Of course the book is published now but the story of Giant Mine is not over. What’s next for you guys when it comes to Giant Mine?
Sandlos: We have, over the years, maintained our relationship with people up here. So we’ve actually done some consulting work on the perpetual care plan and we’ve tried to contribute to that, and we’ve reminded the company that’s doing that of the importance of working with the community locally. So hopefully that process will get up and running and we can make a contribution with our knowledge base there.
Also we’ve taken the lessons we’ve learned at Giant Mine and Arn and I are involved in a project right now that looks at the history of health and safety in the mining industry and really examining workers. [We’ve taken] what we found out at Giant and we’re like, “Well, what was going on in other mines?”
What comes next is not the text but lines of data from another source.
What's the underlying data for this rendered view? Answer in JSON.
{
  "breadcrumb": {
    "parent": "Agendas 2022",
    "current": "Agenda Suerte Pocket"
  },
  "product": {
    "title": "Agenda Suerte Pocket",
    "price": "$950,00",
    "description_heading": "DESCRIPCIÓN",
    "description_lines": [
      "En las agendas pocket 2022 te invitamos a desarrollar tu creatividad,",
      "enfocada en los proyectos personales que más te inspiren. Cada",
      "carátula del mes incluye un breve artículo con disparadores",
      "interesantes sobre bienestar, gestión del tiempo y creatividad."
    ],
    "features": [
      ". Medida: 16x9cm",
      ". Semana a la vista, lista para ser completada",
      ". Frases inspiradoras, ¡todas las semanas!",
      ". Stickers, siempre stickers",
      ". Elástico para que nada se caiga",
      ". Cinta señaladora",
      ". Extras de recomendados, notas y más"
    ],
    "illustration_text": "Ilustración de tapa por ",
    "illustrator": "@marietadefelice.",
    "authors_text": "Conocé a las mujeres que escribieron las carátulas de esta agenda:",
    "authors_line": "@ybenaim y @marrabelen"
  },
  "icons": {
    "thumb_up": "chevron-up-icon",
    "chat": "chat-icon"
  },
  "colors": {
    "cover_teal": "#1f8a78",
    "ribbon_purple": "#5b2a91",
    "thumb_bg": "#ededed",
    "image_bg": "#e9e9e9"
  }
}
We found that, at other mines, mine workers were, in fact, very strident environmentalists at the same time. I think that’s something that a lot of Canadians don’t understand, that workers are not opposed to environmentalism, and they are often at the forefront of protecting their families and their communities from pollution. Pollution that’s being caused by their employer, but they’re always demanding that their employer do better.
So that’s the direction we’ve tried to broaden this a little bit. We’re looking at places places like Sudbury and Rouyn-Noranda and communities like that that have big smelters and large mining operations.
Keeling: In terms of thinking about where stories like Giant have led us, it goes back to an earlier theme, I think, of our work on abandoned mines: What happens after the gold rush, right? What happens after mining? How do communities adjust? Why do some communities end up as ghost towns? Why do others have a kind of greater resiliency, and what are the environmental challenges left behind?
I think we’ve parlayed that a little bit into, at least I have, in a lot of my work to thinking about, well, what about operational mines today? How can we do closure planning better? How can we think about the long-term to better forestall those environmental problems, to ensure that maybe some of the infrastructure or some of the benefits of development have a more permanent and positive impact on communities rather than getting abandoned and left behind? And how can communities and their knowledge of the land be folded into what is usually a pretty dry, technical and expert-driven engineering closure planning exercise?
So, again, something that is really a direct lesson from Giant because we saw the ways in which citizens kind of forced their voices onto the agenda and said, “Yeah, we have knowledge. We have priorities and we demand that those be heard.”